The public health watchdog says a midwife failed to recognise that a difficult birth was quite different from what would be normal.
Health and Disability Commissioner Anthony Hill says a self-employed community midwife, hospital midwives, an obstetric registrar and the Waikato District Health Board all breached patient rights over the birth in 2009.
Linda Barlow had had a difficult first birth and wanted her second one to take place in hospital, rather than at home or at a birthing clinic.
The Hamilton woman was persuaded by her midwife Jennifer Rowan, now Jennifer Campbell, that this wasn't necessary, but the birth went badly. The boy, Adam, was eventually born after an emergency caesarian, but died shortly afterwards.
A coroner said failures by Ms Campbell contributed to the death and that has been supported on Wednesday by the commissioner, who has referred the midwife for possible further legal action.
Ms Campbell is being criticised for severe and repetitive failures in the care she gave Mrs Barlow. Mr Hill said she made errors, including sending the mother home from the birthing clinic while in labour, in pain and worried.
"The heart of what failed here was that failure to recognise that what was occurring was starting to differ significantly from what would normally be expected. That failure to recognise that deviation meant that there wasn't early enough referral and help wasn't obtained as it ought to have been," he said.
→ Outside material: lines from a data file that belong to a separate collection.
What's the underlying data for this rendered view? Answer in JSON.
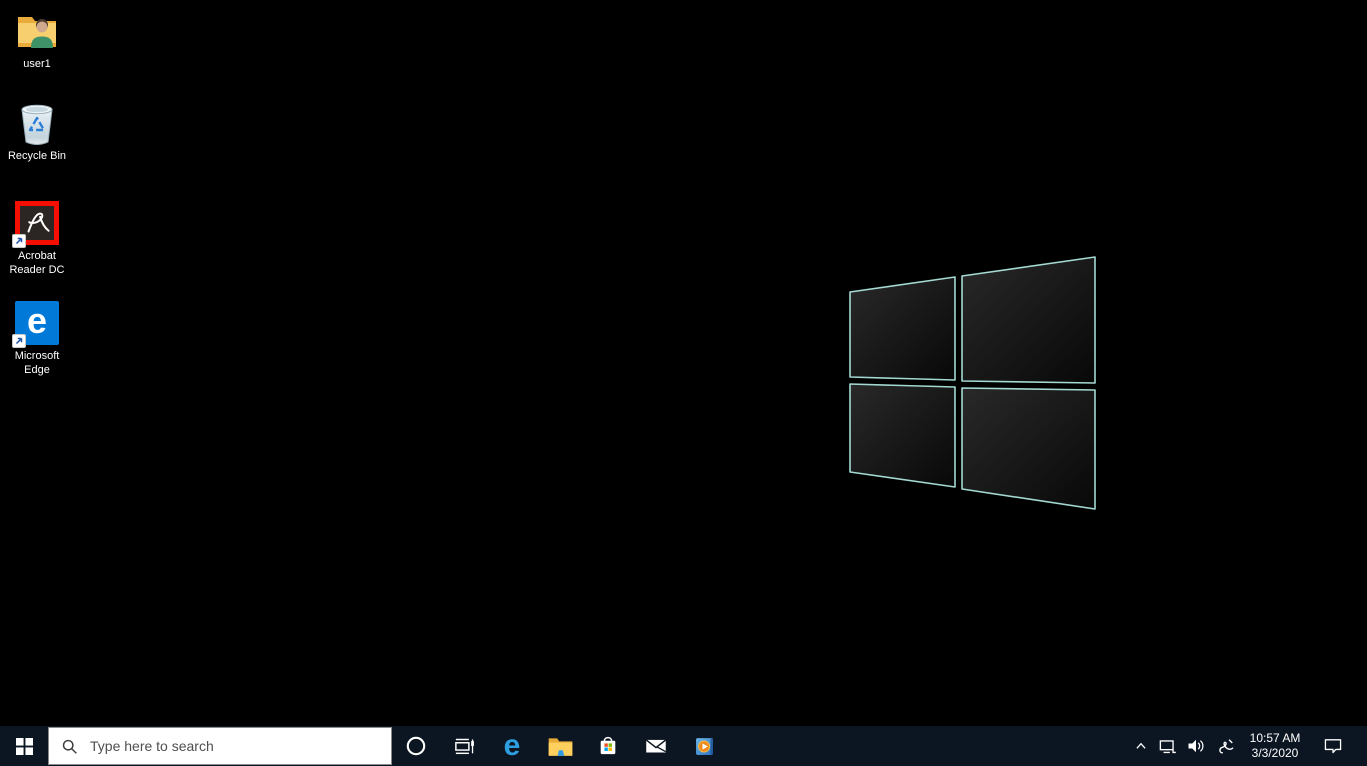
{
  "desktop": {
    "icons": [
      {
        "name": "user-folder",
        "label": "user1"
      },
      {
        "name": "recycle-bin",
        "label": "Recycle Bin"
      },
      {
        "name": "acrobat-reader",
        "label": "Acrobat Reader DC"
      },
      {
        "name": "microsoft-edge",
        "label": "Microsoft Edge"
      }
    ]
  },
  "taskbar": {
    "search_placeholder": "Type here to search",
    "edge_glyph": "e",
    "icon_names": [
      "start-icon",
      "search-icon",
      "cortana-icon",
      "task-view-icon",
      "edge-icon",
      "file-explorer-icon",
      "store-icon",
      "mail-icon",
      "media-player-icon"
    ],
    "tray": {
      "time": "10:57 AM",
      "date": "3/3/2020",
      "icon_names": [
        "chevron-up-icon",
        "network-icon",
        "volume-icon",
        "ink-workspace-icon",
        "action-center-icon"
      ]
    }
  },
  "colors": {
    "taskbar_bg": "#0c1622",
    "search_box_bg": "#ffffff",
    "search_text": "#4f4f4f",
    "wallpaper_azure": "#0d9ff0",
    "wallpaper_deep_blue": "#1b49bb",
    "logo_edge": "#aef4ec",
    "edge_blue": "#0079d8",
    "acrobat_red": "#f40f02",
    "store_red": "#f25022",
    "store_green": "#7fba00",
    "store_blue": "#00a4ef",
    "store_yellow": "#ffb900",
    "media_orange": "#ef8b1d",
    "folder_gold": "#f3b84a"
  }
}
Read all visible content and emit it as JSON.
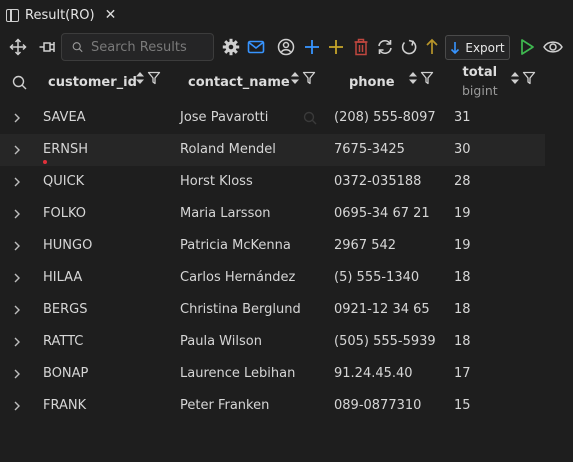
{
  "tab": {
    "label": "Result(RO)"
  },
  "toolbar": {
    "search_placeholder": "Search Results",
    "export_label": "Export"
  },
  "columns": [
    {
      "name": "customer_id",
      "type": ""
    },
    {
      "name": "contact_name",
      "type": ""
    },
    {
      "name": "phone",
      "type": ""
    },
    {
      "name": "total",
      "type": "bigint"
    }
  ],
  "rows": [
    {
      "customer_id": "SAVEA",
      "contact_name": "Jose Pavarotti",
      "phone": "(208) 555-8097",
      "total": "31"
    },
    {
      "customer_id": "ERNSH",
      "contact_name": "Roland Mendel",
      "phone": "7675-3425",
      "total": "30"
    },
    {
      "customer_id": "QUICK",
      "contact_name": "Horst Kloss",
      "phone": "0372-035188",
      "total": "28"
    },
    {
      "customer_id": "FOLKO",
      "contact_name": "Maria Larsson",
      "phone": "0695-34 67 21",
      "total": "19"
    },
    {
      "customer_id": "HUNGO",
      "contact_name": "Patricia McKenna",
      "phone": "2967 542",
      "total": "19"
    },
    {
      "customer_id": "HILAA",
      "contact_name": "Carlos Hernández",
      "phone": "(5) 555-1340",
      "total": "18"
    },
    {
      "customer_id": "BERGS",
      "contact_name": "Christina Berglund",
      "phone": "0921-12 34 65",
      "total": "18"
    },
    {
      "customer_id": "RATTC",
      "contact_name": "Paula Wilson",
      "phone": "(505) 555-5939",
      "total": "18"
    },
    {
      "customer_id": "BONAP",
      "contact_name": "Laurence Lebihan",
      "phone": "91.24.45.40",
      "total": "17"
    },
    {
      "customer_id": "FRANK",
      "contact_name": "Peter Franken",
      "phone": "089-0877310",
      "total": "15"
    }
  ],
  "colors": {
    "accent_blue": "#3794ff",
    "add_blue": "#3794ff",
    "add_yellow": "#c5a32a",
    "delete_red": "#c0473f",
    "up_arrow": "#b8952a",
    "run_green": "#3fb950",
    "marker_red": "#e0303a"
  }
}
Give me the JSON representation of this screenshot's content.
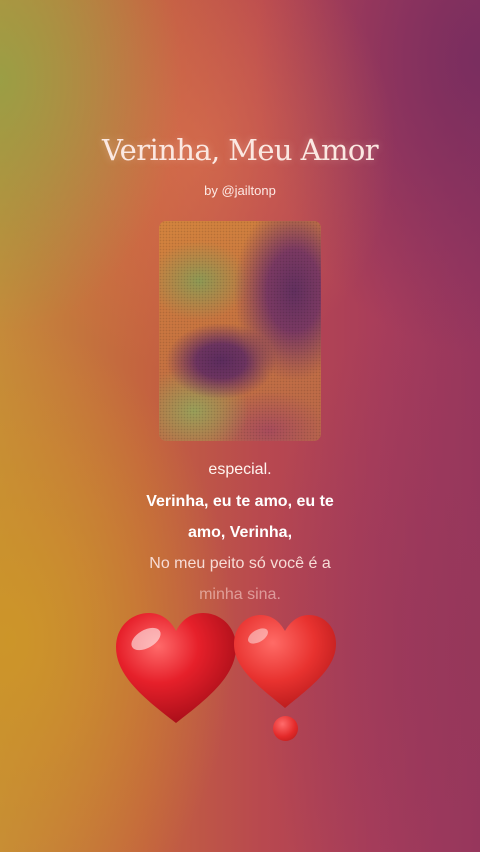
{
  "song": {
    "title": "Verinha, Meu Amor",
    "artist_line": "by @jailtonp"
  },
  "lyrics": [
    "especial.",
    "Verinha, eu te amo, eu te",
    "amo, Verinha,",
    "No meu peito só você é a",
    "minha sina."
  ],
  "decorations": {
    "heart_large": "red-heart-icon",
    "heart_exclamation": "heart-exclamation-icon"
  },
  "colors": {
    "heart_red": "#e02424",
    "title_text": "#fbe8e2"
  }
}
Linda Barlow told Radio New Zealand's Checkpoint programme on Wednesday that Jennifer Campbell was self-employed, in her first year of practice and under a midwifery programme.
"Even though she was under that programme it still failed to support her and it didn't work in this case, because I just still feel that a new graduate midwife should not be able to practise self-employed and independently in the community."
The Waikato District Health Board says improvements have been made to prevent confusion arising in certain emergency situations.
The commissioner says the community midwife failed among other things to clarify who was responsible for Mrs Barlow's care at the hospital.
The DHB's chief operating officer, Jan Adams, told Checkpoint that kind of confusion shouldn't happen again.
Ms Adams says the board has a tool used for communication across the organisation - and specifically in midwifery - so there is a very careful process for ascertaining all of the information around a woman.